The roughly 60 businesses that use the city service for their dumpsters now would have to start contracting with a private trash service. Small businesses could continue to use the city’s commercial service with the 96-gallon trash cans.
“We evaluated it and determined that if we were able to discontinue servicing the rear-load, metal, two-yard dumpsters with a residential garbage truck, we would be able to cut a whole route that would allow us to be flexible with the house count and be flexible with the increase,” Lockwood said.
Lockwood said the changes would be beneficial for both sides.
“We’re pretty much proposing doing away with commercial dumpsters,” he said. “We want to allow those people to have a chance to sign on with somebody else, or they’ll have an opportunity to sign on and get a front load dumpster with us. … We’re going to do an audit of carts and do a house count. With that being said, we will probably be able to drop down to about an 8 percent increase, but really where your cost savings are going to come in is the 400 or so homes we can reduce off the house count.”

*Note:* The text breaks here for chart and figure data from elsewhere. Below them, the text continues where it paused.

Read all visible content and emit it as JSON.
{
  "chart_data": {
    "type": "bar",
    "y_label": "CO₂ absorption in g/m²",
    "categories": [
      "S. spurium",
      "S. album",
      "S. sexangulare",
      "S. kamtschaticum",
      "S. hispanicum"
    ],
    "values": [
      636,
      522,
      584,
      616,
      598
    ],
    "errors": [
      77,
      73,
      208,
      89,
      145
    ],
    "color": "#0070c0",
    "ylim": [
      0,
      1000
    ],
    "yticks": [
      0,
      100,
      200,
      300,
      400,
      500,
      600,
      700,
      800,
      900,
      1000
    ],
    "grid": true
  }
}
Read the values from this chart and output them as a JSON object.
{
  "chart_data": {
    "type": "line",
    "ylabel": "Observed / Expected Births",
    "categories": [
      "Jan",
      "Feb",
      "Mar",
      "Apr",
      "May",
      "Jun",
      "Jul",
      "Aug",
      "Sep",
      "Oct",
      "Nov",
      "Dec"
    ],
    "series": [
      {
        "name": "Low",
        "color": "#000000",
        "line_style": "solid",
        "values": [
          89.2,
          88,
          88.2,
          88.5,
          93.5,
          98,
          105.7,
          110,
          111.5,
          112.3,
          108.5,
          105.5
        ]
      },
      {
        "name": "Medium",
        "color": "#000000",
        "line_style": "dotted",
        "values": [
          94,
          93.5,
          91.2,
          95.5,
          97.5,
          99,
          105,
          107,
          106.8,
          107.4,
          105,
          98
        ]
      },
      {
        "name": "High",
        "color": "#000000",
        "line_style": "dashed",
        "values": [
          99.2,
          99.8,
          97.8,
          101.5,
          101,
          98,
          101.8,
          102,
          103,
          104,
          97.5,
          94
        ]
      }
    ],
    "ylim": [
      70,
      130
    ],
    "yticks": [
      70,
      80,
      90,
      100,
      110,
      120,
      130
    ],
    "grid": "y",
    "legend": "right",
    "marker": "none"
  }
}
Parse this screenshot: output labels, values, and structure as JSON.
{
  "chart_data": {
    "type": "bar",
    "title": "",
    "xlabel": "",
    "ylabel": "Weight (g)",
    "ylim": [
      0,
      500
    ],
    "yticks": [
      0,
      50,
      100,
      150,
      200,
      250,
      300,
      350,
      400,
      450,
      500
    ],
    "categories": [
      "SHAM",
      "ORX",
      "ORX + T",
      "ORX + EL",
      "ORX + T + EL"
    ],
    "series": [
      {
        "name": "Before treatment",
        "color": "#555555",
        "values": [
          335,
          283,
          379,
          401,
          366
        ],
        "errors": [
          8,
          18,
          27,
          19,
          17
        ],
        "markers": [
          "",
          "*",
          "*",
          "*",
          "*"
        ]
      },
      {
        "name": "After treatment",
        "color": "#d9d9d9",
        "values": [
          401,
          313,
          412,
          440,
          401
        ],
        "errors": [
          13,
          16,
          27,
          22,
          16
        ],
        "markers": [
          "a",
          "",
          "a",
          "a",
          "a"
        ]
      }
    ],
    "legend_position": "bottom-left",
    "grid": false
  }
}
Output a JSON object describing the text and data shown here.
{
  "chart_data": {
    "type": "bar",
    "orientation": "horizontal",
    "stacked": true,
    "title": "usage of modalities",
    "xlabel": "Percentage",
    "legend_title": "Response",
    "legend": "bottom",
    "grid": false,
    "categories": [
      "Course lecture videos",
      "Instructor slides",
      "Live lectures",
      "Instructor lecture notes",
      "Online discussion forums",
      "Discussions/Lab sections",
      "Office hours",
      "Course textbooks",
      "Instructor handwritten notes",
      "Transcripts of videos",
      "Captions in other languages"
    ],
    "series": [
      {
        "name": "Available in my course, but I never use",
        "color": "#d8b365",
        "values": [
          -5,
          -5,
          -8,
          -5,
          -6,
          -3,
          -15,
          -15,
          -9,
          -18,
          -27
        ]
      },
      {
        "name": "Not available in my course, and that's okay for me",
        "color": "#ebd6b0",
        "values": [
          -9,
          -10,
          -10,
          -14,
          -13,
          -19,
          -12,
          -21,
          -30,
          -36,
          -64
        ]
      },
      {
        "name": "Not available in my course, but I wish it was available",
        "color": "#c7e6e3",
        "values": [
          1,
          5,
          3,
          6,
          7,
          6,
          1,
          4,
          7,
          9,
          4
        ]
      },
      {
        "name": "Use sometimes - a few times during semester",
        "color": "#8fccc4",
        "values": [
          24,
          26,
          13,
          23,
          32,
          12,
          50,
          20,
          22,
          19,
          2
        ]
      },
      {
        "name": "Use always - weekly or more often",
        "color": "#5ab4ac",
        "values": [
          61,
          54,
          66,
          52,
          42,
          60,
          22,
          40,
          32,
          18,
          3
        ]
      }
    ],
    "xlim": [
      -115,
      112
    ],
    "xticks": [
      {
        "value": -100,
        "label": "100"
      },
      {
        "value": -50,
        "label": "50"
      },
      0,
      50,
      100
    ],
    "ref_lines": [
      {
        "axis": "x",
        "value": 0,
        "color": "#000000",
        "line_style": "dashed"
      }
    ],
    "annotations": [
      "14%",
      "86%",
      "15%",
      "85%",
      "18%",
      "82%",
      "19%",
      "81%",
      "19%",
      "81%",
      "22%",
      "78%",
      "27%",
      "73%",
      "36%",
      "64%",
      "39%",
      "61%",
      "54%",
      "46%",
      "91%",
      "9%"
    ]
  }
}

The cost to the city per home will be $7.78 for hauling and the cost savings on the house count could be as much as $3,000 per month. With the cost reduction from the house count and other savings, the city’s monthly bill with Waste Pro could go from $22,955 a month to around $17,000 per month.
Alderman-at-Large Edward Hough asked about the cutting of two-yard dumpsters. Currently, there are about 60 of the units in town.
“Those would be converted to private service then?” he asked.
“Yes,” Lockwood answered. “There is also a safety issue. The rear-load dumpsters are much more unsafe. The operation cost is higher with those cans.”
Mayor Justin McKenzie told the Board the proposal would do away with the two-yard dumpster option offered by the city. The city and Waste Pro would still offer the 96-gallon cans. Larger dumpsters would be obtained through private services.
“You could go with any service you wanted,” he said. “Waste Pro would offer them. But instead of those red dumpsters you see, they would go to a private contractor and eliminate the disposal costs and costs associated with billing and collections. If they don’t have much trash and choose to stay with our commercial service, they can get the 96-gallon can that we pick up once a week at the same time the residential stuff is picked up.”
City Attorney Lawrence Hahn said changes like that would require a change in the city ordinance.
“Right now, our ordinance provides for commercial service,” he said.
Lockwood said it would eliminate the type of dumpsters that are rolled to the back of the truck to be emptied.
“Your smaller businesses could use a 96-gallon commercial can,” he said. “Anything over two yards was already privately contracted. We have two, four, six and eight-yard dumpsters. Gas stations and restaurants often use eight-yard service. Probably with 20 percent of the cans out there, they need a larger dumpster. That is something to keep in mind.”
Hahn said he could prepare a new draft of the ordinance at the next meeting but that the bigger question is if aldermen want to stop providing that service.
Lockwood said costs for private contracts would be comparable to what customers were paying now and have several options.
“We just really looked at how we could operationally work this contract,” he said. “The dumpsters were kind of glaring to us. Operationally, it’s costing a lot of money for those dumpsters. You don’t see much benefit either. Being able to cut that route gave us some lenience on other costs.”
Lockwood said there were benefits to the front-load type dumpsters.
“I think they are more sanitary,” he said. “It’s easier to get the trash out of the can. The rear-load doesn’t have the same gravity effect. Front load dumpsters are dumped over the top of the truck and everything falls out.”
Hough made a motion to table action until the next meeting when the Board could read the revised ordinance and discuss it. The Board voted 5-0 to table it.
The Columbia Board of Aldermen next meets in regular session at 4 p.m. Oct. 17.